Table-Valued Parameters

Beginning with SQL Server 2008, you can pass table-valued parameters to SPs and UDFs. Prior to SQL Server 2008, the primary methods of passing multiple rows of data to an SP included the following:

  • Converting multiple rows to an intermediate format like comma-delimited or XML. If you use this method, you have to parse out the parameter into a temporary table, table variable, or subquery to extract the rows from the intermediate format. These conversions to and from intermediate format can be costly, especially when large amounts of data are involved.
  • Placing rows in a permanent or temporary table and calling the procedure. This method eliminates conversions to and from the intermediate format, but it isn’t without problems of its own. Managing multiple sets of input rows from multiple simultaneous users can introduce a lot of overhead and additional conversion code that must be managed.
  • Passing lots and lots of parameters to the SP. SQL Server SPs can accept up to 2,100 parameters. Conceivably, you could pass several rows of data using thousands of parameters and ignore those parameters you don’t need. One big drawback to this method, however, is that it results in complex code that can be extremely difficult to manage.
  • Calling procedures multiple times with a single row of data each time. This method is probably the simplest, resulting in code that is very easy to create and manage. The downside to this method is that querying and manipulating potentially tens of thousands of rows of data or more, one row at a time, can result in a big performance penalty.

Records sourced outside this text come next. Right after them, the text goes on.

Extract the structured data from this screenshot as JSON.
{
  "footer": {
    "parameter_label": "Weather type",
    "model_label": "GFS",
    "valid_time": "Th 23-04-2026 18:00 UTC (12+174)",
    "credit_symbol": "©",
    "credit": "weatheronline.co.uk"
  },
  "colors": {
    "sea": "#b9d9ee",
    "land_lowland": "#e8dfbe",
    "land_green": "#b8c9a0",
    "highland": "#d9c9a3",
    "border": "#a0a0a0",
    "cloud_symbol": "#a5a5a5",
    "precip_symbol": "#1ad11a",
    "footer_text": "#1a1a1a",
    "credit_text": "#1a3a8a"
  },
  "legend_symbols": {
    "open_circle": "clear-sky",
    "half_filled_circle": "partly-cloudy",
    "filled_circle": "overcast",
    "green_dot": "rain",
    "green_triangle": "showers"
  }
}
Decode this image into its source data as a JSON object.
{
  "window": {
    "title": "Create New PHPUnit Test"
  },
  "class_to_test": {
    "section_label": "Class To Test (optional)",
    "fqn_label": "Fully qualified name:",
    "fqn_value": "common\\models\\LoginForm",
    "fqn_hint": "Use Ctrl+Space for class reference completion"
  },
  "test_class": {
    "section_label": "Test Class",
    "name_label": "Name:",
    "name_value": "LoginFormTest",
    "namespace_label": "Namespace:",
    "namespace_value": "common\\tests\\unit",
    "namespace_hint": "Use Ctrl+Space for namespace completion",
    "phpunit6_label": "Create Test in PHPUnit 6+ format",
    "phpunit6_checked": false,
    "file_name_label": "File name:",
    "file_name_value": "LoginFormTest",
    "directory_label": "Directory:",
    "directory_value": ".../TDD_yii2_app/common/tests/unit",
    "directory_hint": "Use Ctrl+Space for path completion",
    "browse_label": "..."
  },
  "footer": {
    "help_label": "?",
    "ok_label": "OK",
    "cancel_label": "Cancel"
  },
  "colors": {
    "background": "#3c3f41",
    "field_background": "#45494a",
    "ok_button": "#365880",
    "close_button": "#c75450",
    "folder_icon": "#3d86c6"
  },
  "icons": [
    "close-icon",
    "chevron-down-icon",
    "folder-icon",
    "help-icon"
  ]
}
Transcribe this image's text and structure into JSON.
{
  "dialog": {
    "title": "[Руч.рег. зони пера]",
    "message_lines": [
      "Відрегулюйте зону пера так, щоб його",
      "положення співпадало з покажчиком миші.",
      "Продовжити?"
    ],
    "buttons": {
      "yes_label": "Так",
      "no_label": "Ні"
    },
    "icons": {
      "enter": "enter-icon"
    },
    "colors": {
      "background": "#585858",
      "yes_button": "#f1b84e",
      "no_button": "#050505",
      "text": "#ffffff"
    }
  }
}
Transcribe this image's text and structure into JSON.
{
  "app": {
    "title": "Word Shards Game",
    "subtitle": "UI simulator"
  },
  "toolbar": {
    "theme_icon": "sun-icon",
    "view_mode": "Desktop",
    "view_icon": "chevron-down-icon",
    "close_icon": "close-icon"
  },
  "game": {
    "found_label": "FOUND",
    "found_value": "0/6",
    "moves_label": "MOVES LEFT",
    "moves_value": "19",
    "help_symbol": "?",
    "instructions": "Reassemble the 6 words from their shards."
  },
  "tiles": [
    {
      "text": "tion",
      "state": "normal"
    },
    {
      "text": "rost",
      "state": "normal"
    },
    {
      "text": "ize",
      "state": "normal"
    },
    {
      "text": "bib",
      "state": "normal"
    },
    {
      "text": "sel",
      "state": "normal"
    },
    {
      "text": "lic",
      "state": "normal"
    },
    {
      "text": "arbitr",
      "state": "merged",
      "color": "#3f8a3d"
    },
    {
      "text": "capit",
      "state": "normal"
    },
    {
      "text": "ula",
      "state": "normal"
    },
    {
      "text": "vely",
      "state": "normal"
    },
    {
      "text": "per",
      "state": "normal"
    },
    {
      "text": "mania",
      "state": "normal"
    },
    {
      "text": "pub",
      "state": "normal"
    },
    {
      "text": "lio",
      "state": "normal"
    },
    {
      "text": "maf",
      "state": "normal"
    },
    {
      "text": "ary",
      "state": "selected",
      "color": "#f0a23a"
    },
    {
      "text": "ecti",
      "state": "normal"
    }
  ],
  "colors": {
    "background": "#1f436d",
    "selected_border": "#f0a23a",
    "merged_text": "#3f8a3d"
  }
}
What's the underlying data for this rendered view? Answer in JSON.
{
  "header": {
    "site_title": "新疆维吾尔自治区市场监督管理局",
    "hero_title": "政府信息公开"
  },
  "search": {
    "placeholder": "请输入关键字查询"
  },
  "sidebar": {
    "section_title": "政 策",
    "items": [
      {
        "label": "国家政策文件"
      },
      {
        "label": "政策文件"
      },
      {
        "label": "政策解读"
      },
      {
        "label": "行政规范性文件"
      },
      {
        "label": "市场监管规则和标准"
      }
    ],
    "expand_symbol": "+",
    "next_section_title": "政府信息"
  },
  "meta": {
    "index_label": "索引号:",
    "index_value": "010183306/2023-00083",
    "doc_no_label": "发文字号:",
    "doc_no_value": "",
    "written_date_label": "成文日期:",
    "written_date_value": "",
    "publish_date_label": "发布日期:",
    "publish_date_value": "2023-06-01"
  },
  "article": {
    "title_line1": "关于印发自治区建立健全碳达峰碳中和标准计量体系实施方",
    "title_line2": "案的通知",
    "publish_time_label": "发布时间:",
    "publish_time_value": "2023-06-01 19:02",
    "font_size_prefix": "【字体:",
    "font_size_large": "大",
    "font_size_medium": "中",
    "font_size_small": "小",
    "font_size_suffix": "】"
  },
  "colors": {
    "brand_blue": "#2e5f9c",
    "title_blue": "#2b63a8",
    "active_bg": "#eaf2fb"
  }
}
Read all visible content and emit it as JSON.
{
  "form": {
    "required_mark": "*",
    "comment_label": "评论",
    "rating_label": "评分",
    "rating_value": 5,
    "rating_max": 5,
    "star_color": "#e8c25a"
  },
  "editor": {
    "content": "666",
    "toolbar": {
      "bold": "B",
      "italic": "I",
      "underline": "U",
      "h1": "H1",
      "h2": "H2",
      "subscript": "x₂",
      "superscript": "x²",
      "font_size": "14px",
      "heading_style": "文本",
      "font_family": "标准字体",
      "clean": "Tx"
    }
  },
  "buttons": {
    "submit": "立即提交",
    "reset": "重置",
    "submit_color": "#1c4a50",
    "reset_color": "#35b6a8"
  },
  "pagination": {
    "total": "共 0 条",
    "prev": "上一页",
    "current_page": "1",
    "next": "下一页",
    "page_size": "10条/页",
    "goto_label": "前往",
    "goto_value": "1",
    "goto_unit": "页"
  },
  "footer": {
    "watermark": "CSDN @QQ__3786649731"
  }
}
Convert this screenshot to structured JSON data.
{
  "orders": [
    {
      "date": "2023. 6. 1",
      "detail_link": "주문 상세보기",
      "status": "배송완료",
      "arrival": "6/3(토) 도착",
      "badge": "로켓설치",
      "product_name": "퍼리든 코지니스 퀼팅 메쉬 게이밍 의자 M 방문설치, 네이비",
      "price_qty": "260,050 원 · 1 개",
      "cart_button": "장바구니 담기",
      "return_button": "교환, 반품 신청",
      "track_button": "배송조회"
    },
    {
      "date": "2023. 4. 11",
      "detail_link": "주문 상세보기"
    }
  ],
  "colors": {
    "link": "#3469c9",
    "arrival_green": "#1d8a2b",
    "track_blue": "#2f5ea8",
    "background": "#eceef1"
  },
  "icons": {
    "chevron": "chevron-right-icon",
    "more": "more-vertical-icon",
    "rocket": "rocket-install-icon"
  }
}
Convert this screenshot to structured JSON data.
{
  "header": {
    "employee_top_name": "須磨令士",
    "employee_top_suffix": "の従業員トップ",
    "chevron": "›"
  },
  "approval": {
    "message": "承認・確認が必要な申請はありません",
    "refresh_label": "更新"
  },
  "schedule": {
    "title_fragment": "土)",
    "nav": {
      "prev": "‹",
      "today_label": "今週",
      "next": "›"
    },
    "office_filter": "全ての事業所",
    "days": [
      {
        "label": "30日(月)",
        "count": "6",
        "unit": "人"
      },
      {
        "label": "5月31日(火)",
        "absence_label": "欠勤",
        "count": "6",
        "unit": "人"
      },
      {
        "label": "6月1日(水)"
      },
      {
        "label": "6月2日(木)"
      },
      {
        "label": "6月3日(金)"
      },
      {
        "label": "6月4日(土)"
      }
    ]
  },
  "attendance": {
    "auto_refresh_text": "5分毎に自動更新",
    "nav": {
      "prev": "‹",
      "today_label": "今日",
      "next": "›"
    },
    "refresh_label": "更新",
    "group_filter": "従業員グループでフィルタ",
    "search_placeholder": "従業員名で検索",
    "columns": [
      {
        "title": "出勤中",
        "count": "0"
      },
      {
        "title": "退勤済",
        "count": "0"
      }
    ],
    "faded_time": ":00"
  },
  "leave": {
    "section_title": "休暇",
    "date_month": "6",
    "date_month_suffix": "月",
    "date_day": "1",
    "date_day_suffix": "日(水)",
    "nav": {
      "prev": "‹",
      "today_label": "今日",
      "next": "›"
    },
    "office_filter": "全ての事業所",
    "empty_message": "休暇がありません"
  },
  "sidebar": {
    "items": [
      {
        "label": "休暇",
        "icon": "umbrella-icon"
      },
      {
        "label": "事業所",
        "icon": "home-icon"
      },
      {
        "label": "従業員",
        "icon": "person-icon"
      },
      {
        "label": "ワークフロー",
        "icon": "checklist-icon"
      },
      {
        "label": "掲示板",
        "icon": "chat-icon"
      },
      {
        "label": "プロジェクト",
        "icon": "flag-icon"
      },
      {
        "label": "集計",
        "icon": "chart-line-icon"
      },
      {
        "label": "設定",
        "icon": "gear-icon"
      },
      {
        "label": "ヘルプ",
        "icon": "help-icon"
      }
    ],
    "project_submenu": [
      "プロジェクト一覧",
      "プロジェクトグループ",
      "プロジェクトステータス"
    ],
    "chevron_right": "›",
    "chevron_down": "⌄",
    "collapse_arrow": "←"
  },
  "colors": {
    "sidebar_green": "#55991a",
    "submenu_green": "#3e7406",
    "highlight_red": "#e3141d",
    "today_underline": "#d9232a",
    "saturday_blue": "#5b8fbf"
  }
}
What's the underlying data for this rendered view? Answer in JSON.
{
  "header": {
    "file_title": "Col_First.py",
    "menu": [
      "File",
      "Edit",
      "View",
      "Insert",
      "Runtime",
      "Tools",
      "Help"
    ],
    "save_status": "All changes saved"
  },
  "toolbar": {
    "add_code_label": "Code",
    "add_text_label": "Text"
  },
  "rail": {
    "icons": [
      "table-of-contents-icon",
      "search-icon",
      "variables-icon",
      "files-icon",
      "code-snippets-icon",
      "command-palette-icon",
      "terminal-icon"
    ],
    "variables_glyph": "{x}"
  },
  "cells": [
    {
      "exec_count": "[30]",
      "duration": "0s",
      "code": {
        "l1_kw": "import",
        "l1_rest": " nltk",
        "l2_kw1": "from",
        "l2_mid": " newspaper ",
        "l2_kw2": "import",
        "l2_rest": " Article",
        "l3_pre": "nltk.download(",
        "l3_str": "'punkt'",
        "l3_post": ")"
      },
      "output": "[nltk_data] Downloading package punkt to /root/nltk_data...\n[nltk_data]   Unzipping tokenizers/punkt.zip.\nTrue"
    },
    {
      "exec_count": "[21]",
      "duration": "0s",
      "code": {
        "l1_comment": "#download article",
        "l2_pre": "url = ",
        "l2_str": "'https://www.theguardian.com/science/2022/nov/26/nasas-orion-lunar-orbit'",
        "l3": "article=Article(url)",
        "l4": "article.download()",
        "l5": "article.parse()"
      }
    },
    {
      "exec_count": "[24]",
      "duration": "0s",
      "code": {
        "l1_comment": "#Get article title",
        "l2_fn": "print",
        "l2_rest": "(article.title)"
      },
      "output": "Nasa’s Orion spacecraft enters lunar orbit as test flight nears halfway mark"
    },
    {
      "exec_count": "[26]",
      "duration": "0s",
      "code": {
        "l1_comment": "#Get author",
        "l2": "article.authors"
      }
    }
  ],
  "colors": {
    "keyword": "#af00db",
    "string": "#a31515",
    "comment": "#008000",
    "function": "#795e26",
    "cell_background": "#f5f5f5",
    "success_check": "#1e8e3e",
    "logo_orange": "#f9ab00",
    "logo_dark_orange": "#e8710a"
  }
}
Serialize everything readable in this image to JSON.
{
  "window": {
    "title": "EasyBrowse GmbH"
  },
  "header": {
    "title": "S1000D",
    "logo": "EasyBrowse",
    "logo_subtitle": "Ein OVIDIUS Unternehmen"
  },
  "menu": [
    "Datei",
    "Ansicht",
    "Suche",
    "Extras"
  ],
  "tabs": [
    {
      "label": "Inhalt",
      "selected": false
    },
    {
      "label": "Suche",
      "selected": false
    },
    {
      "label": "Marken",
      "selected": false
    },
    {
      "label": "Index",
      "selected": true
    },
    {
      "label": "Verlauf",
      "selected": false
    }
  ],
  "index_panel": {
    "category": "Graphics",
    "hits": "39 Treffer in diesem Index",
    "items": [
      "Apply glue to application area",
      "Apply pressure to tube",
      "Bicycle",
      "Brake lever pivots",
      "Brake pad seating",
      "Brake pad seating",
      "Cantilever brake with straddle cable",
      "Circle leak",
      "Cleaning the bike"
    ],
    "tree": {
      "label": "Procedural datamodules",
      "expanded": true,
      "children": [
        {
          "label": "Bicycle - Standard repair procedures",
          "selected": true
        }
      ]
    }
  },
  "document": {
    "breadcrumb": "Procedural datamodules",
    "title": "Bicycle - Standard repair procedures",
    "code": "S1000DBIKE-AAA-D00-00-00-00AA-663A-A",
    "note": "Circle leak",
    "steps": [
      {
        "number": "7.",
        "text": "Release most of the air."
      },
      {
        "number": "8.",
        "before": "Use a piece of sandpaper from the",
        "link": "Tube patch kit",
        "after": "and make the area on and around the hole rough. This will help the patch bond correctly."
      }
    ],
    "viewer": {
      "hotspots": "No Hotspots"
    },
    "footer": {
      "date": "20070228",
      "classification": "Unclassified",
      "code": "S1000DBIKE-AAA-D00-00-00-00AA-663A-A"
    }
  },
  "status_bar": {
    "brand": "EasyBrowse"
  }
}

A table-valued parameter allows you to pass rows of data to your T-SQL statement or SPs and UDFs in tabular format. To create a table-valued parameter, you must first create a table type that defines your table structure, as shown in Listing 5-8.

Listing 5-8. Creating a Table Type

CREATE TYPE HumanResources.LastNameTableType
AS TABLE (LastName nvarchar(50) NOT NULL PRIMARY KEY);
GO

The CREATE TYPE statement in Listing 5-8 creates a simple table type that represents a table with a single column named LastName, which also serves as the primary key for the table. To use table-valued parameters, you must declare your SP with parameters of the table type. The SP in Listing 5-9 accepts a single table-valued parameter of the HumanResources.LastNameTableType type from Listing 5-8. It then uses the rows in the table-valued parameter in an inner join to restrict the rows returned by the SP.

Listing 5-9. Simple Procedure Accepting a Table-Valued Parameter

CREATE  PROCEDURE  HumanResources.GetEmployees
    (@LastNameTable HumanResources.LastNameTableType READONLY)
AS
BEGIN
    SELECT
        p.LastName,
        p.FirstName,
        p.MiddleName,
        e.NationalIDNumber,
        e.Gender,
        e.HireDate
    FROM  HumanResources.Employee  e
    INNER JOIN Person.Person p
        ON  e.BusinessEntityID  =  p.BusinessEntityID
    INNER JOIN @LastNameTable lnt
        ON p.LastName = lnt.LastName
    ORDER BY
        p.LastName,
        p.FirstName,
        p.MiddleName;
END;
GO

The CREATE PROCEDURE statement in Listing 5-9 declares a single table-valued parameter, @LastNameTable, of the HumanResources.LastNameTableType created in Listing 5-8:

CREATE PROCEDURE HumanResources.GetEmployees
(@LastNameTable HumanResources.LastNameTableType READONLY)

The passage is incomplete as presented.